Custom Synthesis

Custom Synthesis

Besides built-in synthesis methods, you can create your own synthesis methods. This is particularly useful when you have specific synthesis needs.

Click the below button to run this example in Colab:

Open In Colab

---
Loader:
  data:
    filepath: 'benchmark://adult-income'
Preprocessor:
  demo:
    method: 'default'
Synthesizer:
  custom:
    method: 'custom_method'
    module_path: 'custom-synthesis.py'  # Path to your custom synthesizer
    class_name: 'MySynthesizer_Shuffle'  # Synthesizer class name
Postprocessor:
  demo:
    method: 'default'
Evaluator:
  demo:
    method: 'default'
Reporter:
  save_report_global:
    method: 'save_report'
    granularity: 'global'
...

Creating Custom Synthesizer

Create a synthesizer class that implements the required methods:

import numpy as np
import pandas as pd

from petsard.loader import Metadata


class MySynthesizer_Shuffle:
    """
    A simple synthesizer that shuffles each column independently.

    This synthesizer preserves the distribution of each column while breaking
    the relationships between columns. It can be useful for simple anonymization
    or as a baseline synthetic data generation method.
    """

    def __init__(self, config: dict, metadata: Metadata):
        """
        Initialize the synthesizer.

        In this demo we don't use metadata, but please keep it in the signature,
        and feel free to prepare your synthesizer to use it.

        Args:
            metadata (Metadata): The metadata object.
        """
        self.config: dict = config
        self.result: pd.DataFrame = None

        if "random_seed" in self.config:
            np.random.seed(self.config["random_seed"])

    def fit(self, data: pd.DataFrame) -> None:
        """
        Shuffle Algorithm
        """
        if not isinstance(data, pd.DataFrame):
            raise TypeError("Data must be a pandas DataFrame")

        if data.empty:
            raise ValueError("Cannot fit on empty data")

        columns: list[str] = data.columns.tolist()
        synthetic_data: pd.DataFrame = pd.DataFrame()

        values: np.ndarray = None
        for col in columns:
            # Get the column data and handle different types appropriately
            original_series: pd.Series = data[col]
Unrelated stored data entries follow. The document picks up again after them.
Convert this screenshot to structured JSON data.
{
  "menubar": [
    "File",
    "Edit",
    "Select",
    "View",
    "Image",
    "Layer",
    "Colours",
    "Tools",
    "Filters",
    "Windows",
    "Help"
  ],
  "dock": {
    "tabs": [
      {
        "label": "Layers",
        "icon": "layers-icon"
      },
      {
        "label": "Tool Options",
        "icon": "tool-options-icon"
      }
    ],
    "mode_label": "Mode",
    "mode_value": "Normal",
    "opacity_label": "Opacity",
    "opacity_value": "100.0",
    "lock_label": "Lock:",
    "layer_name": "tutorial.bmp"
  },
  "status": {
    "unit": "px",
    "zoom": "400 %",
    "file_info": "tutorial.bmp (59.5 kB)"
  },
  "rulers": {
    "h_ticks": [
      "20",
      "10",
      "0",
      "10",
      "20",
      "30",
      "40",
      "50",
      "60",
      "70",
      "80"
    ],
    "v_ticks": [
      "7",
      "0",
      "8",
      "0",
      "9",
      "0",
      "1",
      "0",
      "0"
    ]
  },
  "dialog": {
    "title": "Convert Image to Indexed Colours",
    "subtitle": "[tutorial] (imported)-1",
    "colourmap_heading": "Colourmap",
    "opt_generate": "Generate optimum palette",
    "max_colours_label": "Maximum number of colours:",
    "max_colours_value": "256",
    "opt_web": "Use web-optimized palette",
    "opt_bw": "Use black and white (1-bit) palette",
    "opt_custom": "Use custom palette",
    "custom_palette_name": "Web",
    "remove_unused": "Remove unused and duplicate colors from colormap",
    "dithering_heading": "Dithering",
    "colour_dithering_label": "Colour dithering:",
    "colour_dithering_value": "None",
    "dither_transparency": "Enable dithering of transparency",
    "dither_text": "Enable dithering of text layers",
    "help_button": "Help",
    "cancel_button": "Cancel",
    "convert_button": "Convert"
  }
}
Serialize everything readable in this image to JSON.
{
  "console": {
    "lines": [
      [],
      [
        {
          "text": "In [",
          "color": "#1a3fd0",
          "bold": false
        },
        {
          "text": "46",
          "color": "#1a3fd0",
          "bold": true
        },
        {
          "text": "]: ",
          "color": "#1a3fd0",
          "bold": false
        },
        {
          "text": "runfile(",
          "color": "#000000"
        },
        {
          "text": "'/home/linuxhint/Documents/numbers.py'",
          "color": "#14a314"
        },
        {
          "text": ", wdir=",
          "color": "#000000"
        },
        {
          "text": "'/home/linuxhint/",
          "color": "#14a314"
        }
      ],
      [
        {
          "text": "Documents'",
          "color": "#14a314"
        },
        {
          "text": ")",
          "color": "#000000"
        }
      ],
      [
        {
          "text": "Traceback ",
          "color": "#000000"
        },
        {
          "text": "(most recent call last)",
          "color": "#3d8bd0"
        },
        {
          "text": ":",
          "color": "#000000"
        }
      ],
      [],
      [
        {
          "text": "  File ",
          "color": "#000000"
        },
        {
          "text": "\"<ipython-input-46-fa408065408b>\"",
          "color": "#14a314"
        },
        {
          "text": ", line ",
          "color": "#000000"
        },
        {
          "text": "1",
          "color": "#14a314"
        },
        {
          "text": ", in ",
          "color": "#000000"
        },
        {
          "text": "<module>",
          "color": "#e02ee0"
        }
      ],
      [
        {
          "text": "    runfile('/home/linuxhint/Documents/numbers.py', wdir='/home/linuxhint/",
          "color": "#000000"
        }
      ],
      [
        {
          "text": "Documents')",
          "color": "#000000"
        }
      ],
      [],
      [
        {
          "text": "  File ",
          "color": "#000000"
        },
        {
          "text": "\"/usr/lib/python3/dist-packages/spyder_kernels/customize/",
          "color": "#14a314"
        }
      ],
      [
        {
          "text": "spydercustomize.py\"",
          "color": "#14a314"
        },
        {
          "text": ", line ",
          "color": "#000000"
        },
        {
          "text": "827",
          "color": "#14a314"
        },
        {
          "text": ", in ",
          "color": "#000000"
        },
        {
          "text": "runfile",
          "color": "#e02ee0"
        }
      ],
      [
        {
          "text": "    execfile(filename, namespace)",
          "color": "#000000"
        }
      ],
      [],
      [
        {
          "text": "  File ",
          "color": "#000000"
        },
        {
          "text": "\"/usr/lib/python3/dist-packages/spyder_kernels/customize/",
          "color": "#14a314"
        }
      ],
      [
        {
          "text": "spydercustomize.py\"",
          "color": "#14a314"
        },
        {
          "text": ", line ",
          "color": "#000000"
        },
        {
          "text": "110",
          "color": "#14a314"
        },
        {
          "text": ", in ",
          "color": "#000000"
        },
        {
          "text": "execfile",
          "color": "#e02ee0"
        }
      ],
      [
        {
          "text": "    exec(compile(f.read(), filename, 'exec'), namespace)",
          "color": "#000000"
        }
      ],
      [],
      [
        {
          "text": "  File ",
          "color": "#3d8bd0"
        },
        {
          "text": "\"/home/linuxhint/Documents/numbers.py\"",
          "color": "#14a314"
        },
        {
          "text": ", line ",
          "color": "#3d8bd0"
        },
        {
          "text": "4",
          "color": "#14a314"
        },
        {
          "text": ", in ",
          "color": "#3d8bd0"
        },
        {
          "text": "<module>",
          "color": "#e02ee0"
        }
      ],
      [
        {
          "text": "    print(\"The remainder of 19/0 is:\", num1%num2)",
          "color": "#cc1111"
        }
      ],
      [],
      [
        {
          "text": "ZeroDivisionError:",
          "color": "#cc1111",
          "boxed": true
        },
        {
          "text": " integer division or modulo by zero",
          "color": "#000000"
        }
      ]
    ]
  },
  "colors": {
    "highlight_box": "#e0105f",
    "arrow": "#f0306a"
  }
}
            if pd.api.types.is_categorical_dtype(original_series):
                # For categorical data, convert to codes, shuffle, then map back
                codes = original_series.cat.codes.values.copy()
                np.random.shuffle(codes)
                # Convert shuffled codes back to categorical values
                synthetic_data[col] = pd.Categorical.from_codes(
                    codes,
                    categories=original_series.cat.categories,
                    ordered=original_series.cat.ordered,
                )
            else:
                # For non-categorical data, create a copy of values and shuffle
                values = original_series.values.copy()
                np.random.shuffle(values)
                synthetic_data[col] = values

        self.result = synthetic_data

    def sample(self) -> pd.DataFrame:
        return self.result

Required Methods

Your synthesizer class must implement all of the following methods:

  1. __init__(config: dict, metadata: Metadata):Initialize the synthesizer

    • Takes configuration dictionary and metadata object
    • Sets up any necessary parameters or internal state
  2. fit(data: pd.DataFrame):Train the synthesizer on input data

    • Processes input data and prepares for synthesis
    • Learns patterns, distributions, or relationships
  3. sample():Generate synthetic data

    • Returns a pandas DataFrame with synthetic data
    • Should maintain the same structure as the original data

All three methods must be implemented for the custom synthesizer to work correctly with PETsARD. The synthesizer is expected to produce synthetic data that maintains the structure of the original data while applying your custom synthesis algorithm.